White House Press Secretary Robert Gibbs insisted on Sunday that the administration remains committed to trying Khalid Sheikh Mohammed and securing a death sentence. But for the first time in the lengthy debate over what judicial rights should be granted to terrorists, Gibbs hedged about whether the 9/11 planner and others will be tried in civilian or military court.
Pressed by CNN's John King on whether the White House remained committed to the civilian court route -- despite tough criticism from Republicans and concerns among Democrats over costs -- Gibbs initially dodged.
"He will be brought to justice and he is likely be executed for the heinous crimes he has committed in masterminding the killing of 3,000 Americans," he told on CNN's "State of the Union." "That you can be sure of."
Pressed further, Gibbs finally replied: "The Attorney General believes the best place to do this is in an American courtroom" -- hardly a definitive endorsement of the civilian system.
The hesitancy in Gibb's response comes as other administration officials have acknowledged that concerns over security and costs could make a trial of KSM in New York City improbable if not impossible.

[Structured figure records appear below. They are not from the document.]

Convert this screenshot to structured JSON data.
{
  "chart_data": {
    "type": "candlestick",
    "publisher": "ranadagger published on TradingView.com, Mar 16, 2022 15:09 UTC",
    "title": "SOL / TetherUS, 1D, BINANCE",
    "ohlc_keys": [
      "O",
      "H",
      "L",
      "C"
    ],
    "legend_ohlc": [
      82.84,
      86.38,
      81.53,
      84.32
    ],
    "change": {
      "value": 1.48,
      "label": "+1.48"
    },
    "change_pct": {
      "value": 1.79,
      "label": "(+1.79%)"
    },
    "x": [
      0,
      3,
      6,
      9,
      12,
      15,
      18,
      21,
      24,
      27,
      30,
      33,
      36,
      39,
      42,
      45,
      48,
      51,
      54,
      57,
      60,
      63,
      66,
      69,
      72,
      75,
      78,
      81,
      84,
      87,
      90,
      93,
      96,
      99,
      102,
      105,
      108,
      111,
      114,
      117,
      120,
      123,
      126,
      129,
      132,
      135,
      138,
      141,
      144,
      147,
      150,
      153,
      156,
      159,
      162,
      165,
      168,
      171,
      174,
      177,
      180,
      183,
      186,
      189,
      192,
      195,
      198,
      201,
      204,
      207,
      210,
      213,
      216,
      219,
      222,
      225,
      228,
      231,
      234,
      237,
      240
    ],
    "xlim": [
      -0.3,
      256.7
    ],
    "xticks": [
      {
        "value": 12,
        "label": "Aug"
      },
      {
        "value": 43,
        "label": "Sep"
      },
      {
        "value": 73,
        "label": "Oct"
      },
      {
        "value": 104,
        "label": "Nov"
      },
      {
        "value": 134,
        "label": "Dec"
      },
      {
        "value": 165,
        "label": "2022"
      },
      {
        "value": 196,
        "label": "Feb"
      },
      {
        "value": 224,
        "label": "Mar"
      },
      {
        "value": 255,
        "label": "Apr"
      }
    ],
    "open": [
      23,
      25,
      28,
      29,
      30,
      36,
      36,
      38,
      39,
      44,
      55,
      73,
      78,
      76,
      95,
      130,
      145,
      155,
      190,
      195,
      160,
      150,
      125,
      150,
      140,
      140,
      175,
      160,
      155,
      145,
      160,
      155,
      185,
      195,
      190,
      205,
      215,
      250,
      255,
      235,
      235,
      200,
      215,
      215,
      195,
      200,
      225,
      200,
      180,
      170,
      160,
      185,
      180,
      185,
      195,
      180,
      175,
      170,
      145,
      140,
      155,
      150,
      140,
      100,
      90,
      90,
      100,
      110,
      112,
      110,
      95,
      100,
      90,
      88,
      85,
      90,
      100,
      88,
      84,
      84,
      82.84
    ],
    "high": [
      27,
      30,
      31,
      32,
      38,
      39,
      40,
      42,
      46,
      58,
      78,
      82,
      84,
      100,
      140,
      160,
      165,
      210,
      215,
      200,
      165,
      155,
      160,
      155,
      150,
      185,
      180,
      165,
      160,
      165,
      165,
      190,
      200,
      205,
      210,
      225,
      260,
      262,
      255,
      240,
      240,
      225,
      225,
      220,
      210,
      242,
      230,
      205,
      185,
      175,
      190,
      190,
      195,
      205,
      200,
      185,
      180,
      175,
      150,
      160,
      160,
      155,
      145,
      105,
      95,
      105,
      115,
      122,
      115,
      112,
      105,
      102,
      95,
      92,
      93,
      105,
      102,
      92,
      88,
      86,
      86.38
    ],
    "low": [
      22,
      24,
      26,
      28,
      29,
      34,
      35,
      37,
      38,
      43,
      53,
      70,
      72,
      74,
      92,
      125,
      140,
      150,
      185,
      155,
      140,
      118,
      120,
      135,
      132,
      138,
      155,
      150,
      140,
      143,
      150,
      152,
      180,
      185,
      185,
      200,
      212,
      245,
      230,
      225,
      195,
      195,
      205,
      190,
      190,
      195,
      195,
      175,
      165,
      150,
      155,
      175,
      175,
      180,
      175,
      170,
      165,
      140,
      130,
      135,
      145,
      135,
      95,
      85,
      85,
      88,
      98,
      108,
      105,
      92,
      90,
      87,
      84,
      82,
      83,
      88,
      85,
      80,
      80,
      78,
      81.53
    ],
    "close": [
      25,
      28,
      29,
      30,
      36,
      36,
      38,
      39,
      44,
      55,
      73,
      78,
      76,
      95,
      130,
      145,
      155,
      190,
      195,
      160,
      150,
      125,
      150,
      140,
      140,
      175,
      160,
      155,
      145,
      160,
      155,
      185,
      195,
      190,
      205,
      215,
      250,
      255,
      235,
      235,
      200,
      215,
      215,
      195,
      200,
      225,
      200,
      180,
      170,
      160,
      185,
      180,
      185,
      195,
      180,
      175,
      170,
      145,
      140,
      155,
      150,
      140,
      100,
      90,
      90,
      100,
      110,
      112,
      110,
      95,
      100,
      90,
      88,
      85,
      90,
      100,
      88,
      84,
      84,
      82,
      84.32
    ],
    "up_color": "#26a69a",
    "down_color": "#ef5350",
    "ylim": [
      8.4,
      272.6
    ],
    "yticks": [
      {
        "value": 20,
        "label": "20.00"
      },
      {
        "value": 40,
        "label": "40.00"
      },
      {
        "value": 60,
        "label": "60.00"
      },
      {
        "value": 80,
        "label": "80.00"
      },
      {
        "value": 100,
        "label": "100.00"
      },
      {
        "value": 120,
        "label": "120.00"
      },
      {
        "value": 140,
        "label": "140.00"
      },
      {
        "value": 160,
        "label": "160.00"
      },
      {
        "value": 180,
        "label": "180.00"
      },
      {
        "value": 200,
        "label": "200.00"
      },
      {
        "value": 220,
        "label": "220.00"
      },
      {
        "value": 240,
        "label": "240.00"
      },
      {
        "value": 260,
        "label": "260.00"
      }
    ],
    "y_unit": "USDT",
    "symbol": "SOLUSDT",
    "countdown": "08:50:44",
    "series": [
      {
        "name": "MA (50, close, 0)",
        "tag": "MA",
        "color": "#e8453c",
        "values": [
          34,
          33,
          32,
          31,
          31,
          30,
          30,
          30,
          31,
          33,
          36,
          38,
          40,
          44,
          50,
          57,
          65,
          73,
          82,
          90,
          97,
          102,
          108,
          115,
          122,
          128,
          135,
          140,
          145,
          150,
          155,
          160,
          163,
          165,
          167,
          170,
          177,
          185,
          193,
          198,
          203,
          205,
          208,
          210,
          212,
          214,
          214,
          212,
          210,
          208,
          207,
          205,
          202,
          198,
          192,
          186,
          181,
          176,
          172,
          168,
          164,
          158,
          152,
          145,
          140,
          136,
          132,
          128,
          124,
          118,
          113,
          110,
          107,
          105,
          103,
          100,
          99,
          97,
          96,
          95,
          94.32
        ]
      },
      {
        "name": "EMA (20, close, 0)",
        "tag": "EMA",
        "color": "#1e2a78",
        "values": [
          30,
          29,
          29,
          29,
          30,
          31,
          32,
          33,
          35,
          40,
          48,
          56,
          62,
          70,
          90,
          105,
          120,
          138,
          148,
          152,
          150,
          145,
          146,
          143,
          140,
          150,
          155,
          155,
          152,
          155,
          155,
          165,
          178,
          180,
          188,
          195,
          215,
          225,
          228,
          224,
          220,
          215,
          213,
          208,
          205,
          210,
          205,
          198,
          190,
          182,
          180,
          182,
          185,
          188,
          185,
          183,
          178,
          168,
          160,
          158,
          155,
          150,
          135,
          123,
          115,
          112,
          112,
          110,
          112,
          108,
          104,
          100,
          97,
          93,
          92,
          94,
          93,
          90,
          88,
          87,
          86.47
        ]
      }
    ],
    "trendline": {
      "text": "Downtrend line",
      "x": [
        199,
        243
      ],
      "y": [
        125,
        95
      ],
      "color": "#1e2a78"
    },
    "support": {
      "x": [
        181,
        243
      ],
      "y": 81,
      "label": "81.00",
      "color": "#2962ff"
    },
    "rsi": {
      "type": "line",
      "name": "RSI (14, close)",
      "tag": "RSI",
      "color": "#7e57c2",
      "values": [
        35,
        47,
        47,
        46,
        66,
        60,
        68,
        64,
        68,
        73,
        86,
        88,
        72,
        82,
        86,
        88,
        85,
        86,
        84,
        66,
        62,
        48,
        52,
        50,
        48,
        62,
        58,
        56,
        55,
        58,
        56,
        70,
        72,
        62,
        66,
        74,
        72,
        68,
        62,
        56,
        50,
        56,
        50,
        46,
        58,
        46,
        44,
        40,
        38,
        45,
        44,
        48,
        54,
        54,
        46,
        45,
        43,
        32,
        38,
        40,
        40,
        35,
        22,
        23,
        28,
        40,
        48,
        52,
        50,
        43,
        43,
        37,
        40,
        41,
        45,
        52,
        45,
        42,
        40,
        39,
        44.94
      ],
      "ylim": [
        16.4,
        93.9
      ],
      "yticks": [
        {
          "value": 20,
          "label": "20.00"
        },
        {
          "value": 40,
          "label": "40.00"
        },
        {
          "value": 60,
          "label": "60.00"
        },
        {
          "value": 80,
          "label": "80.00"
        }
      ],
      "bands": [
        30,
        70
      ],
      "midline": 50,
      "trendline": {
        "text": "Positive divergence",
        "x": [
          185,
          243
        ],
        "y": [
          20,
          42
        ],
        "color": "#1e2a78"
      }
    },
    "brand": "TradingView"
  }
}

As Gibbs noted, much of the Republican critique represents a double standard. The Bush administration held several high-profile terrorist trials in civilian courts. Nevertheless, appearing after him on CNN, Senate Minority Leader Mitch McConnell (R-KY) pledged to do everything in his power to stop the Obama administration from holding the KSM trials in New York, including efforts to block funds for the trial.
"Yes, absolutely," said the Kentucky Republican. "And I think that will be done on a bipartisan basis."
"The only time the administration ever cites the previous administration is to mention there was some terrorist tried in U.S. courts," McConnell said earlier. "We now know that was a mistake."